Schoenberger also noted that many companies have gotten a free pass on mediocre earnings because stocks would likely remain strong investments in a near 0% interest rate environment. However, as rates start to rise, and those equities become less desirable, corporate fundamentals look "weak and bleak for the coming quarters."
Adding to the gloomy sentiment was a closely-watched report from HSBC that showed China's manufacturing sector contracting in June as output and new orders fell. The gauge slumped to 48.3 for the month from 49.2 in May -- striking a nine-month low. Readings above 50 point to expansion, while those below indicate contraction for the factory sector in the world's No. 2 economy.
"The fall in the HSBC flash PMI reinforces our concerns over the downside risks to the
economy," Zhiwei Zhang, an economist at Japan-based Nomura, wrote to clients. "We believe the government is committed to tolerating short-term pain to achieve its policy objectives – containing financial risks and secure sustainable growth in the long term."

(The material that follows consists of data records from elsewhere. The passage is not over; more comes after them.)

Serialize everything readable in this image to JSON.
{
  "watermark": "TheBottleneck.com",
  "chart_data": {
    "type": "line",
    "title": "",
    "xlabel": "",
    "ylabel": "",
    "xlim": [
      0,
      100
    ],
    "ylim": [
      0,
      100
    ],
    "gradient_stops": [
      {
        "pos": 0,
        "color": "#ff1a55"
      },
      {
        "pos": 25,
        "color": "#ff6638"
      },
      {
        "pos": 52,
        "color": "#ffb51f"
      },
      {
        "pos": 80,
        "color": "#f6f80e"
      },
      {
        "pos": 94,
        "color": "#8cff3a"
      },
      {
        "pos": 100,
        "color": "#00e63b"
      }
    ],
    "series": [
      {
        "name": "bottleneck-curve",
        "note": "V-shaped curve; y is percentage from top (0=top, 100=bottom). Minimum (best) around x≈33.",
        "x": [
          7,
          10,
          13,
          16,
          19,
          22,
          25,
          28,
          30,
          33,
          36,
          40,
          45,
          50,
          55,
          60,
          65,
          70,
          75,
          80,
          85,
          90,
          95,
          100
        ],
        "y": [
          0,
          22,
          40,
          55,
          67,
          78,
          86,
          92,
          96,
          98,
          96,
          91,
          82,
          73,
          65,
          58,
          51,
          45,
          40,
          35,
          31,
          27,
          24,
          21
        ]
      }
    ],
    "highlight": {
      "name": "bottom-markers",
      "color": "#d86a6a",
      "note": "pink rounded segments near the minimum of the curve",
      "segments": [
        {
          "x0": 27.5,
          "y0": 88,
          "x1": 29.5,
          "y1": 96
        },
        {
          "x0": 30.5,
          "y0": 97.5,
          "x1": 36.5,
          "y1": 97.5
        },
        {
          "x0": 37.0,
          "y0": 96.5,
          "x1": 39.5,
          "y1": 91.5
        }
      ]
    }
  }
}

There are a slew of U.S. economic reports on tap for later in the day as well.
The Labor Department said new claims for unemployment benefits increased to 354,000 last week from an upwardly-revised 336,000 the week prior. Claims were expected to rise to 340,000 from an initially reported 334,000.
Existing home sales jumped 4.2% in May from April to a 5.18-million unit annualized rate, the highest level since November 2009, according to the National Association of Realtors. Economists were expecting sales to tick up to a 5-million unit rate.The recovery in the housing sector has been seen as a significant brightspot in the overall economic rebound.
"The bottom line is that the housing market remains in a solid recovery phase and all the major indicator... are all performing as well or better than we expected coming in to this year," Michael Gapen, an economist at Barclays wrote to clients. "We believe the recovery in housing will prove resilient to any broader slowing in the economy and the recent rise in mortgage interest rates, but we will be watching for any signs of weakness or fragility as a result of the significant rise in real interest rates seen over the past two months."
The Philadelphia Federal Reserve's gauge of manufacturing activity in the mid-Atlantic region increased to 12.5 in June from -5.2 in May. The index was expected to rise to 1.0. Readings above zero point to expansion while those below indicate contraction.
The Euro Stoxx 50 slid 2.7% to 2613, the English FTSE 100 dropped 2.3% to 6201 and the German DAX sold off by 2.6% to 7986.
In Asia, the Japanese Nikkei 225 fell 1.7% to 13015 and the Chinese Hang Seng plummeted 2.9% to 20283.